Roteirista de “Diários de Motocicleta” encena fim de Che Guevara

Após assinar o roteiro de "Diários de Motocicleta", o escritor José Rivera sentiu que ainda tinha muito a dizer sobre Ernesto "Che" Guevara — o revolucionário argentino que liderou, ao lado de Fidel Castro, a Revolu&ccedil

Agora Rivera resolveu escrever uma peça que, segundo ele, mostra que Guevara é ainda atual e teria muitas opiniões sobre a guerra no Iraque. "Quando você está numa situação em que está matando pessoas e ninguém sabe realmente por quê, os tempos exigem que alguém formule essas perguntas", disse o roteirista, em entrevista concedida em Nova Iorque, onde sua peça "School of the Americas" (Escola das Américas) vai estrear na quinta-feira (06/07). "Che constantemente formulava essas perguntas e criticava as investidas imperialistas dos Estados Unidos em todo o mundo”.

Porto-riquenho que cresceu em Nova Iorque, Rivera disse que parte dos diálogos da peça se aplica diretamente à guerra liderada pelos EUA no Iraque. "O que Che fala no filme são coisas sentidas por pessoas em todo o mundo. Na década de 1960, Che disse que o maior inimigo do mundo era os Estados Unidos — e há pessoas que dizem o mesmo hoje", declarou o roteirista.
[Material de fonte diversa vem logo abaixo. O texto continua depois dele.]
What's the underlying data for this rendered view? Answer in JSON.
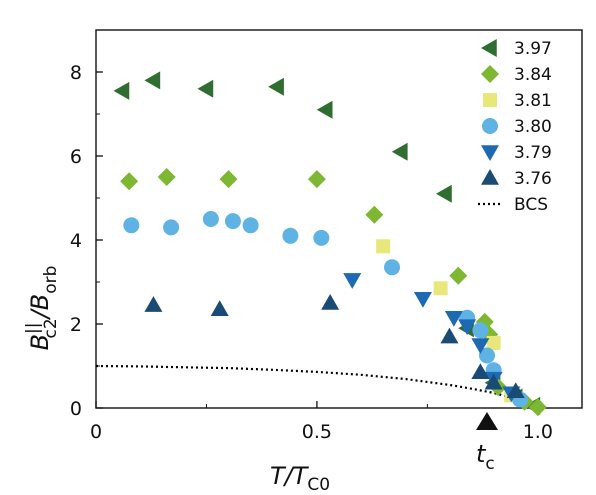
{
  "chart_data": {
    "type": "scatter",
    "title": "",
    "xlabel": {
      "main": "T/T",
      "sub": "C0"
    },
    "ylabel": {
      "base": "B",
      "sup": "||",
      "sub": "c2",
      "slash": "/B",
      "sub2": "orb"
    },
    "xlim": [
      0,
      1.1
    ],
    "ylim": [
      0,
      9
    ],
    "xticks": [
      0,
      0.5,
      1.0
    ],
    "xtick_labels": [
      "0",
      "0.5",
      "1.0"
    ],
    "yticks": [
      0,
      2,
      4,
      6,
      8
    ],
    "ytick_labels": [
      "0",
      "2",
      "4",
      "6",
      "8"
    ],
    "grid": false,
    "legend_position": "top-right",
    "annotation": {
      "label": "t",
      "sub": "c",
      "x": 0.885,
      "marker": "upward-triangle"
    },
    "series": [
      {
        "name": "3.97",
        "marker": "left-triangle",
        "color": "#2f6e30",
        "points": [
          [
            0.06,
            7.55
          ],
          [
            0.13,
            7.8
          ],
          [
            0.25,
            7.6
          ],
          [
            0.41,
            7.65
          ],
          [
            0.52,
            7.1
          ],
          [
            0.69,
            6.1
          ],
          [
            0.79,
            5.1
          ],
          [
            0.84,
            1.9
          ],
          [
            0.9,
            0.6
          ],
          [
            0.95,
            0.25
          ],
          [
            0.99,
            0.05
          ]
        ]
      },
      {
        "name": "3.84",
        "marker": "diamond",
        "color": "#7eb731",
        "points": [
          [
            0.075,
            5.4
          ],
          [
            0.16,
            5.5
          ],
          [
            0.3,
            5.45
          ],
          [
            0.5,
            5.45
          ],
          [
            0.63,
            4.6
          ],
          [
            0.82,
            3.15
          ],
          [
            0.88,
            2.05
          ],
          [
            0.89,
            1.75
          ],
          [
            0.91,
            0.5
          ],
          [
            0.97,
            0.15
          ],
          [
            1.0,
            0.02
          ]
        ]
      },
      {
        "name": "3.81",
        "marker": "square",
        "color": "#e7e77a",
        "points": [
          [
            0.65,
            3.85
          ],
          [
            0.78,
            2.85
          ],
          [
            0.9,
            1.55
          ],
          [
            0.94,
            0.3
          ]
        ]
      },
      {
        "name": "3.80",
        "marker": "circle",
        "color": "#5eb3e4",
        "points": [
          [
            0.08,
            4.35
          ],
          [
            0.17,
            4.3
          ],
          [
            0.26,
            4.5
          ],
          [
            0.31,
            4.45
          ],
          [
            0.35,
            4.35
          ],
          [
            0.44,
            4.1
          ],
          [
            0.51,
            4.05
          ],
          [
            0.67,
            3.35
          ],
          [
            0.84,
            2.15
          ],
          [
            0.87,
            1.85
          ],
          [
            0.885,
            1.25
          ],
          [
            0.9,
            0.9
          ],
          [
            0.96,
            0.2
          ]
        ]
      },
      {
        "name": "3.79",
        "marker": "down-triangle",
        "color": "#1d6ab2",
        "points": [
          [
            0.58,
            3.05
          ],
          [
            0.74,
            2.6
          ],
          [
            0.81,
            2.15
          ],
          [
            0.84,
            1.95
          ],
          [
            0.87,
            1.5
          ],
          [
            0.9,
            0.7
          ],
          [
            0.94,
            0.35
          ]
        ]
      },
      {
        "name": "3.76",
        "marker": "up-triangle",
        "color": "#1a4b74",
        "points": [
          [
            0.13,
            2.45
          ],
          [
            0.28,
            2.35
          ],
          [
            0.53,
            2.5
          ],
          [
            0.8,
            1.7
          ],
          [
            0.87,
            0.85
          ],
          [
            0.9,
            0.6
          ],
          [
            0.95,
            0.4
          ]
        ]
      },
      {
        "name": "BCS",
        "marker": "dotted-line",
        "color": "#000000",
        "points": [
          [
            0.0,
            1.0
          ],
          [
            0.1,
            0.99
          ],
          [
            0.2,
            0.97
          ],
          [
            0.3,
            0.95
          ],
          [
            0.4,
            0.91
          ],
          [
            0.5,
            0.86
          ],
          [
            0.6,
            0.79
          ],
          [
            0.7,
            0.69
          ],
          [
            0.8,
            0.55
          ],
          [
            0.85,
            0.46
          ],
          [
            0.9,
            0.36
          ],
          [
            0.95,
            0.22
          ],
          [
            0.98,
            0.1
          ],
          [
            1.0,
            0.0
          ]
        ]
      }
    ]
  }
}
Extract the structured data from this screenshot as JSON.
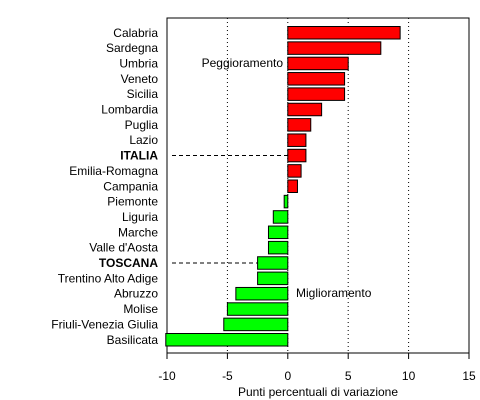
{
  "chart_data": {
    "type": "bar",
    "orientation": "horizontal",
    "title": "",
    "xlabel": "Punti percentuali di variazione",
    "ylabel": "",
    "xlim": [
      -10,
      15
    ],
    "xticks": [
      -10,
      -5,
      0,
      5,
      10,
      15
    ],
    "grid": "vertical dotted",
    "categories": [
      "Calabria",
      "Sardegna",
      "Umbria",
      "Veneto",
      "Sicilia",
      "Lombardia",
      "Puglia",
      "Lazio",
      "ITALIA",
      "Emilia-Romagna",
      "Campania",
      "Piemonte",
      "Liguria",
      "Marche",
      "Valle d'Aosta",
      "TOSCANA",
      "Trentino Alto Adige",
      "Abruzzo",
      "Molise",
      "Friuli-Venezia Giulia",
      "Basilicata"
    ],
    "values": [
      9.3,
      7.7,
      5.0,
      4.7,
      4.7,
      2.8,
      1.9,
      1.5,
      1.5,
      1.1,
      0.8,
      -0.3,
      -1.2,
      -1.6,
      -1.6,
      -2.5,
      -2.5,
      -4.3,
      -5.0,
      -5.3,
      -10.1
    ],
    "highlighted": [
      "ITALIA",
      "TOSCANA"
    ],
    "annotations": {
      "positive": "Peggioramento",
      "negative": "Miglioramento"
    },
    "colors": {
      "positive": "#ff0000",
      "negative": "#00ff00",
      "positive_label": "#8b0000",
      "negative_label": "#006400"
    }
  }
}
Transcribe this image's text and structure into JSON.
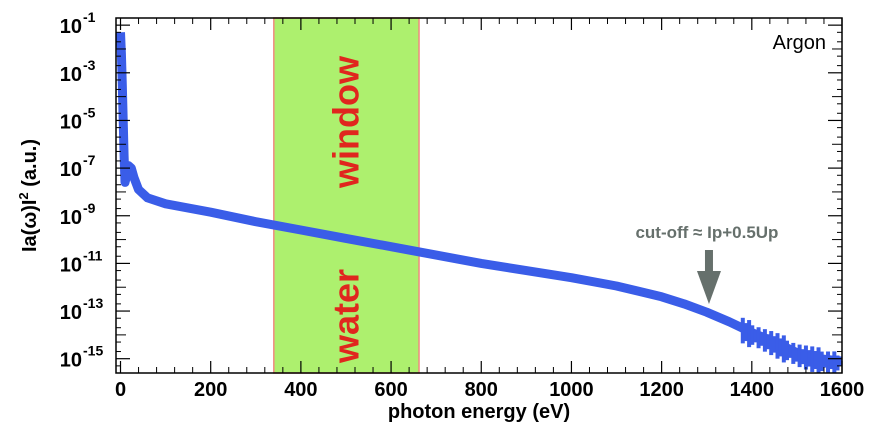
{
  "chart_data": {
    "type": "line",
    "x_label": "photon energy (eV)",
    "y_label_main": "Ia(ω)I",
    "y_label_sup": "2",
    "y_label_tail": " (a.u.)",
    "y_scale": "log",
    "xlim": [
      -10,
      1600
    ],
    "ylim_log10": [
      -15.6,
      -0.7
    ],
    "x_ticks": [
      0,
      200,
      400,
      600,
      800,
      1000,
      1200,
      1400,
      1600
    ],
    "x_tick_labels": [
      "0",
      "200",
      "400",
      "600",
      "800",
      "1000",
      "1200",
      "1400",
      "1600"
    ],
    "y_ticks_log10": [
      -1,
      -3,
      -5,
      -7,
      -9,
      -11,
      -13,
      -15
    ],
    "y_tick_labels": [
      {
        "base": "10",
        "exp": "-1"
      },
      {
        "base": "10",
        "exp": "-3"
      },
      {
        "base": "10",
        "exp": "-5"
      },
      {
        "base": "10",
        "exp": "-7"
      },
      {
        "base": "10",
        "exp": "-9"
      },
      {
        "base": "10",
        "exp": "-11"
      },
      {
        "base": "10",
        "exp": "-13"
      },
      {
        "base": "10",
        "exp": "-15"
      }
    ],
    "series": [
      {
        "color": "#3a5de8",
        "x": [
          0,
          2,
          4,
          6,
          8,
          10,
          14,
          18,
          24,
          30,
          40,
          60,
          100,
          200,
          300,
          400,
          500,
          600,
          700,
          800,
          900,
          1000,
          1100,
          1200,
          1250,
          1300,
          1350,
          1400,
          1450,
          1500,
          1550,
          1600
        ],
        "log10_y": [
          -1.3,
          -2.2,
          -3.5,
          -5.0,
          -6.5,
          -7.6,
          -7.3,
          -6.9,
          -7.0,
          -7.4,
          -7.9,
          -8.25,
          -8.5,
          -8.85,
          -9.25,
          -9.6,
          -9.95,
          -10.3,
          -10.65,
          -11.0,
          -11.3,
          -11.6,
          -11.95,
          -12.4,
          -12.7,
          -13.05,
          -13.45,
          -13.9,
          -14.3,
          -14.75,
          -15.0,
          -15.1
        ]
      }
    ],
    "band": {
      "x_start": 340,
      "x_end": 662,
      "color": "#adf06e",
      "edge_color": "#f08a80",
      "label_top": "window",
      "label_bottom": "water"
    },
    "legend_label": "Argon",
    "annotation": {
      "text": "cut-off ≈ Ip+0.5Up",
      "x": 1305,
      "arrow_color": "#66706c"
    }
  }
}
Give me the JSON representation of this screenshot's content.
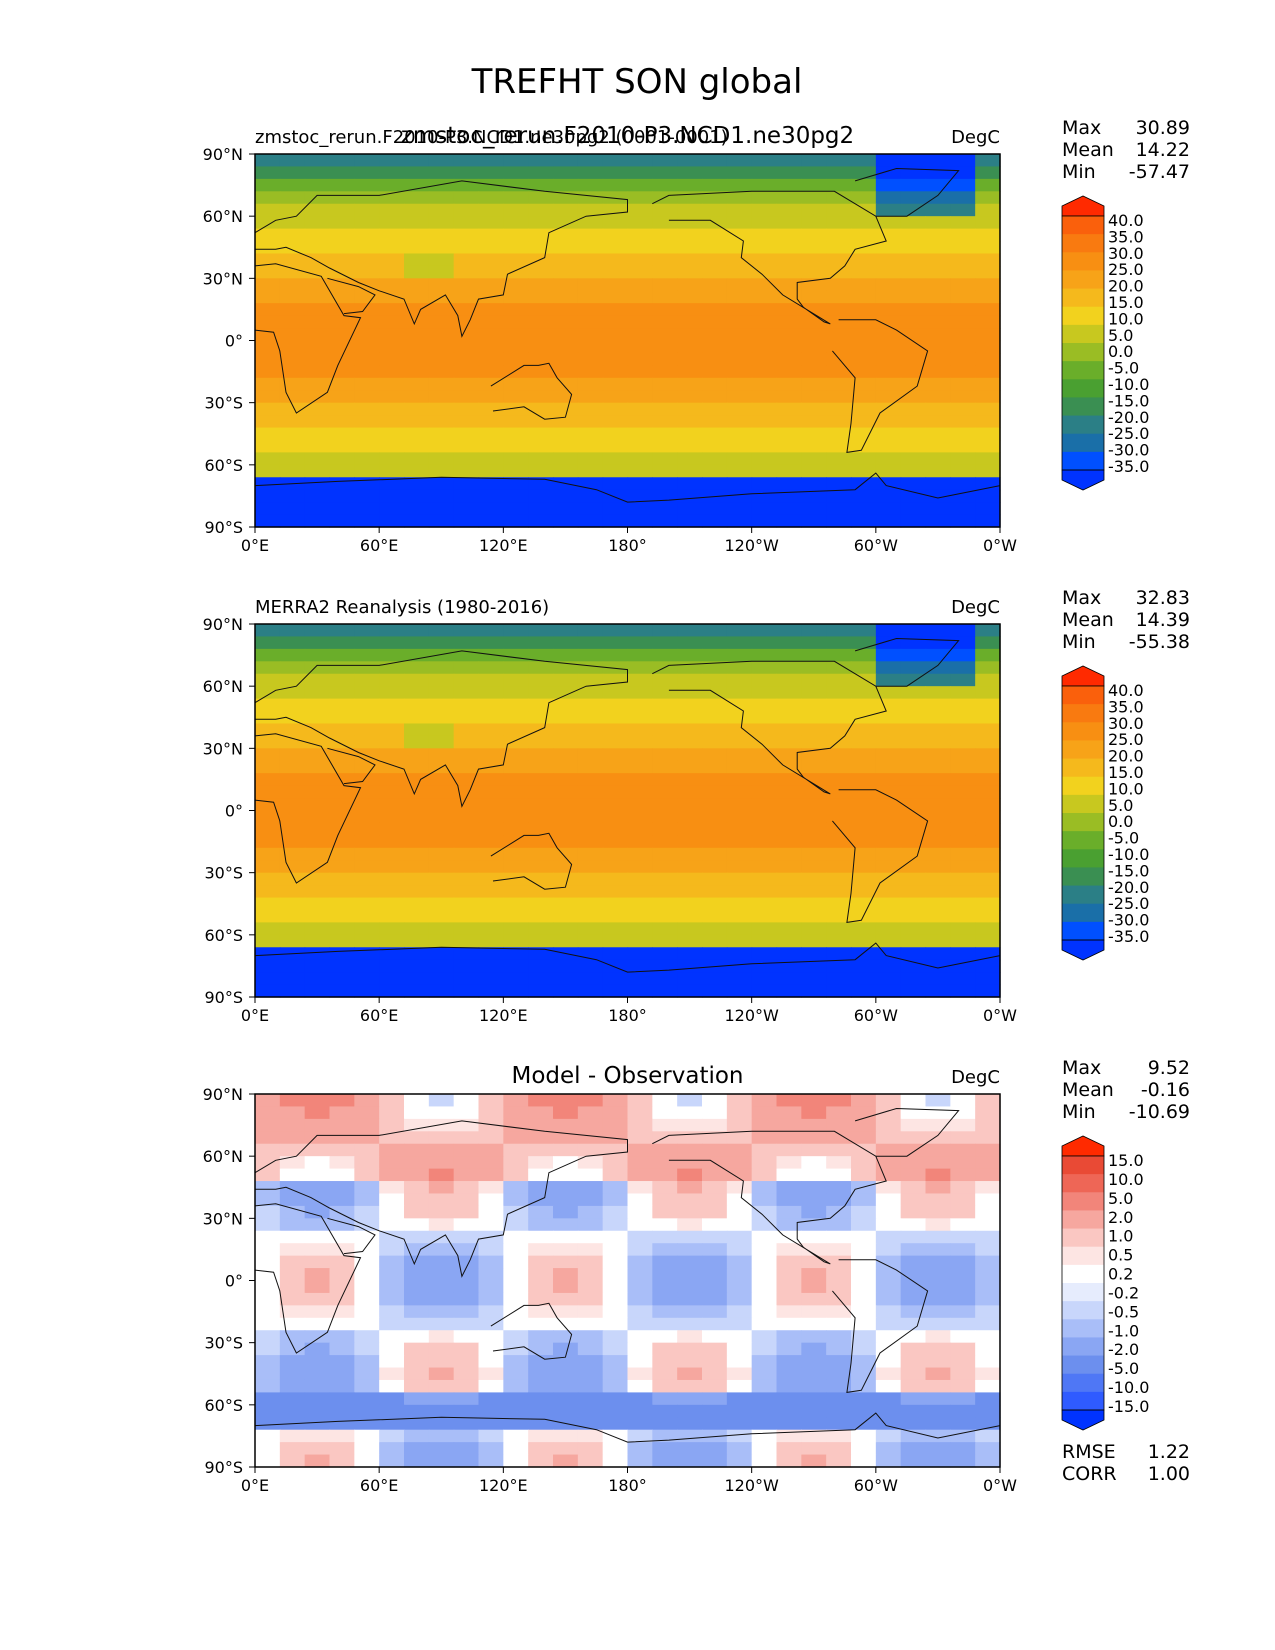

A peça conta a história da última noite de vida de Che Guevara, antes de sua morte na Bolívia, onde ele passou seu último ano de vida tentando fomentar um levante comunista. O guerrilheiro argentino, figura-chave da revolução cubana, foi capturado por tropas do governo e detido numa escola, enquanto os governos boliviano e americano decidiam seu destino.

Uma professora chamada Julia Cortes insistiu em visitá-lo e acabou ficando amiga do revolucionário. José Rivera contou que tomou conhecimento da história da professora quando fazia pesquisas para escrever o roteiro de "Diários de Motocicleta", filme de 2004 sobre a viagem transformadora que Guevara, na época um jovem estudante, fez pela América Latina na companhia de um amigo.

Julia, que hoje está na casa dos 70 anos, foi entrevistada para um documentário suíço ao qual Rivera teve acesso. "Fui seduzido pela presença dela. Ela falou sobre o encontro com Che e sobre o que os dois conversaram. Tive a impressão de que aquele encontro realmente mudou a vida dela", disse Rivera. "Comecei a imaginar essa história da última amizade de Che”.

Visões distintas
Rivera disse que, para a peça, imaginou diálogos que abrangem desde o casamento e os filhos de Guevara, a influência de sua mãe, seus ideais e sua filosofia, além de algumas dúvidas sobre o rumo que ele tomou em seus últimos anos de vida.

"Em várias entrevistas Julia fala sobre as coisas das quais ela e Che conversaram, mas é tudo muito resumido", disse Rivera. Desde que compôs a peça, o escritor falou com a professora, que foi localizada na Bolívia por um parente de Patricia Velazquez — a atriz venezuelana que representa Julia. "Patricia pôde falar com ela ao telefone, e elas combinaram de Julia ir a um cybercafé. Através da Internet, tivemos um bate-papo com todo o elenco”.

"Ninguém além dela sabe realmente o que aconteceu naquele quarto." Rivera — que recebeu uma indicação ao Oscar pelo roteiro de "Diários de Motocicleta" — tinha 13 anos quando Guevara foi morto, em 1967, e se recorda bem do incidente. "Era a época em que Martin Luther King foi assassinado, quando Bobby Kennedy e Malcolm X foram assassinados. Parecia ser parte de nossos tempos o fato de todos nossos heróis serem mortos, um a um", conta.

Rivera disse que, na época, Che Guevara era uma figura tão controversa quanto é hoje: um "demônio" para muitos cubanos exilados e críticos da revolução cubana liderada por Fidel Castro — mas, para muitos universitários dos anos 1960 e esquerdistas, especialmente na Europa, uma figura carismática e idealista.

"Minha filha foi à escola usando uma camiseta de Che Guevara e foi criticada por um dos professores, que disse que Che é terrorista e lhe perguntou: 'Para que glorificar um terrorista?"', disse Rivera. Ele não prevê levar a peça para Miami, mas as encenações podem ajudar os conservadores americanos a ver Che de modo menos estúpido.